レビューは、何かあったときに行うのではなく、何もなくても定期的に予め決めておくことが肝腎である。そうするからこそ、業績が悪化する前に、また事業の状態が良いうちに、あるいは売却の好機が到来したときに、適切な決断ができる。仕組みをうまく作っておけば、人間側の誤作動を抑止できる良い例である。
これに対し、以前から日本の大企業は、買収による事業の強化・拡大には積極的だが、事業の売却には慎重であった。図1は、上場企業における買収と売却の件数の推移を表している。10年近くにわたって、買収による成長機会の追求が盛況となり、その差が拡大したのが見て取れる。
図1:日本の上場企業の事業再編(件数)
緩和する売却への抵抗感
もちろん日本にも売却と買収の両側を大々的に進める企業はある。
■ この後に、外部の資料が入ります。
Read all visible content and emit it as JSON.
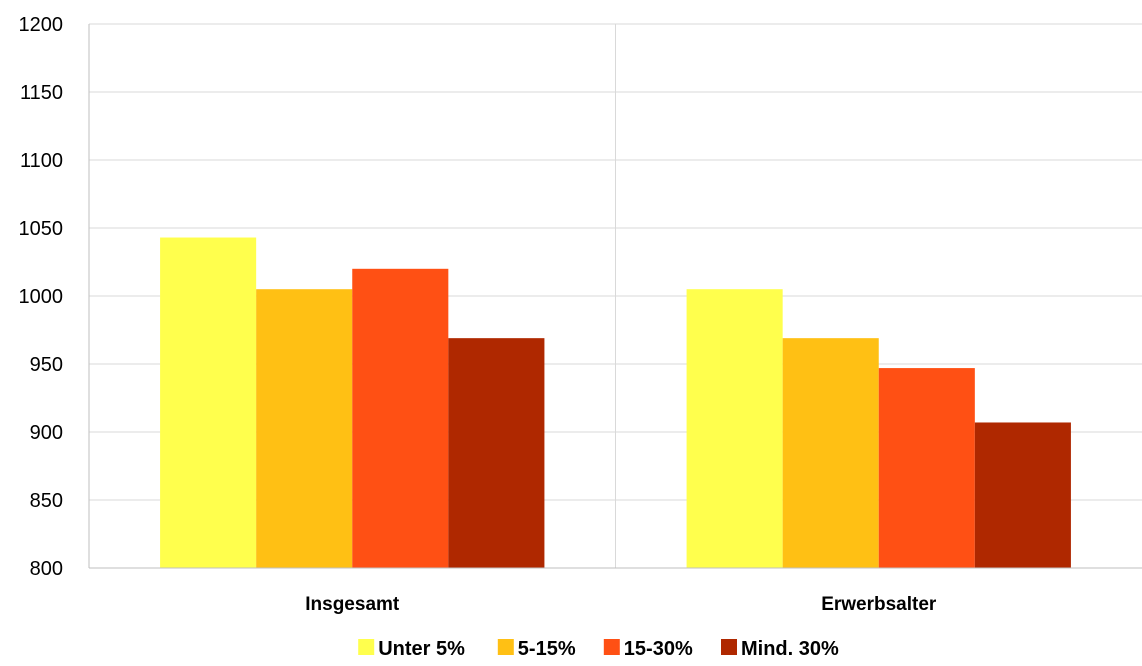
{
  "chart_data": {
    "type": "bar",
    "title": "",
    "xlabel": "",
    "ylabel": "",
    "ylim": [
      800,
      1200
    ],
    "yticks": [
      800,
      850,
      900,
      950,
      1000,
      1050,
      1100,
      1150,
      1200
    ],
    "grid": true,
    "legend_position": "bottom",
    "categories": [
      "Insgesamt",
      "Erwerbsalter"
    ],
    "series": [
      {
        "name": "Unter 5%",
        "color": "#FFFF4D",
        "values": [
          1043,
          1005
        ]
      },
      {
        "name": "5-15%",
        "color": "#FFC014",
        "values": [
          1005,
          969
        ]
      },
      {
        "name": "15-30%",
        "color": "#FF5014",
        "values": [
          1020,
          947
        ]
      },
      {
        "name": "Mind. 30%",
        "color": "#AF2800",
        "values": [
          969,
          907
        ]
      }
    ]
  }
}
日立製作所と武田薬品工業がその代表格だ。両社の案件を含めて、2017年以降では毎年7件程度、500億円以上の大型売却が実施されている(図2)。投資ファンドが買い手として重要な存在であることも、よく分かる。
図2:日本企業による子会社・事業売却(500億円以上)
2019年4月発表のオムロンによるオムロンオートモーティブエレクトロニクス(100%子会社)の売却は、報道によるとROICは社内ハードルレートの10%をクリアしており、構造改革の検討対象にはなっていなかったが、自動車業界の大変化(CASE)により今後の事業投資が多額に上るため事業の存続を困難と判断し、日本電産へ売却したものである。また、金額非公開のために図2には含まれていないが、2020年6月には、オリンパスが、自らの「祖業」で業績不振が続く映像機器事業(デジタルカメラなど)の売却を決断した。
思い切った売却は、市場に評価された時には、目に見える株価の上昇を伴う。例えば、前述のオムロンの場合は、発表翌日の株価は一時5.9%値上がりし、11か月ぶりの高値を付けた。また、オリンパスの場合は、発表翌日の株価は一時11.4%値上がりした。
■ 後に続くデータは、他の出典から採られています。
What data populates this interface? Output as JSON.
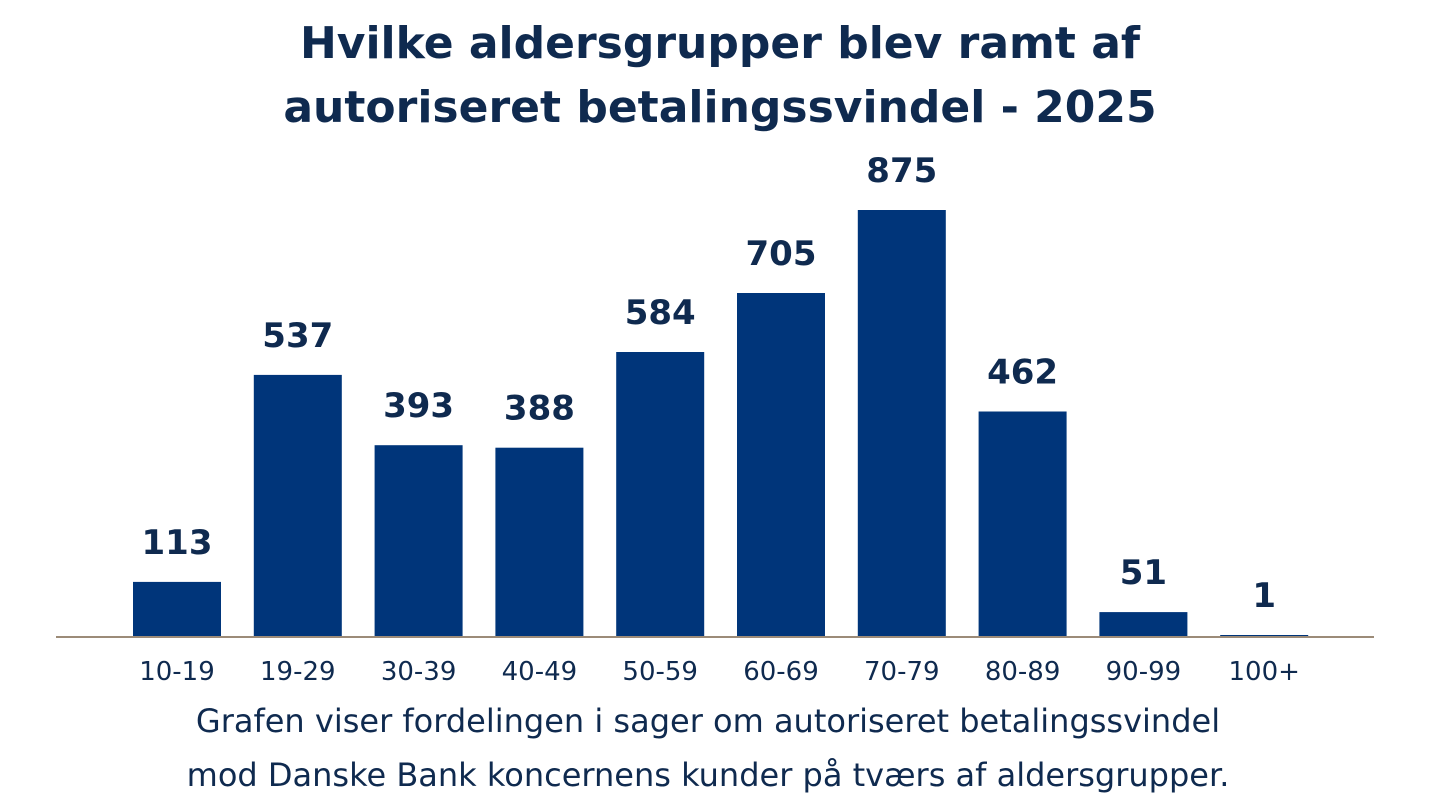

ここ数年、企業ガバナンス強化について官民の取り組みが段階的に行われており、事業ポートフォリオの見直しに対する意識が高まった。加えて、2020年春先からの新型コロナウイルス感染拡大によって、売却への抵抗感の緩和が、一段と加速したように思われる。レコフデータによれば、日本の上場企業による事業・子会社の売却は2020年には399件と、リーマンショック後以来11年ぶりの高水準となった。
売却のスタディを行う価値
さて、M&Aの重要なポイントの1つは、売却も買収もまず一度では済まない、ということである。企業は、常に売却や買収の候補を抱え、良い機会が来ると(あるいは自ら良い機会を作り)それを具体的な案件に移して、実行しようとするからである。
売却では、事業規模の大小を問わず、事業の状態が良いうちに決断し実行すれば、売り手も買い手も従業員もメリットを享受できる「三方一両得」となる。さらに売り手については、よく準備し体制を整えて臨めば、①より良い条件で、②早期に、③手離れ良く、売却できる可能性が高まる。つまり、買い手に対する交渉力を高め、こちら側の業務負荷を下げることができる。
組織・人事まわりだけでも、売却の実務の大変さは大方の想像を超える。「売ってしまうのだから、できるだけ手間や金は掛けない」考え方では、まずこの件がうまくいかず、そしてそのことが以降の案件にも影響する。いつ懸案の売却が顕在化するかの予測が難しいからこそ、一般論として、あるいはやや踏み込んで、平素から売却のスタディを行っておく価値がある。そして、今その価値は、世の中の大きな変化に呼応して一段と高まっている。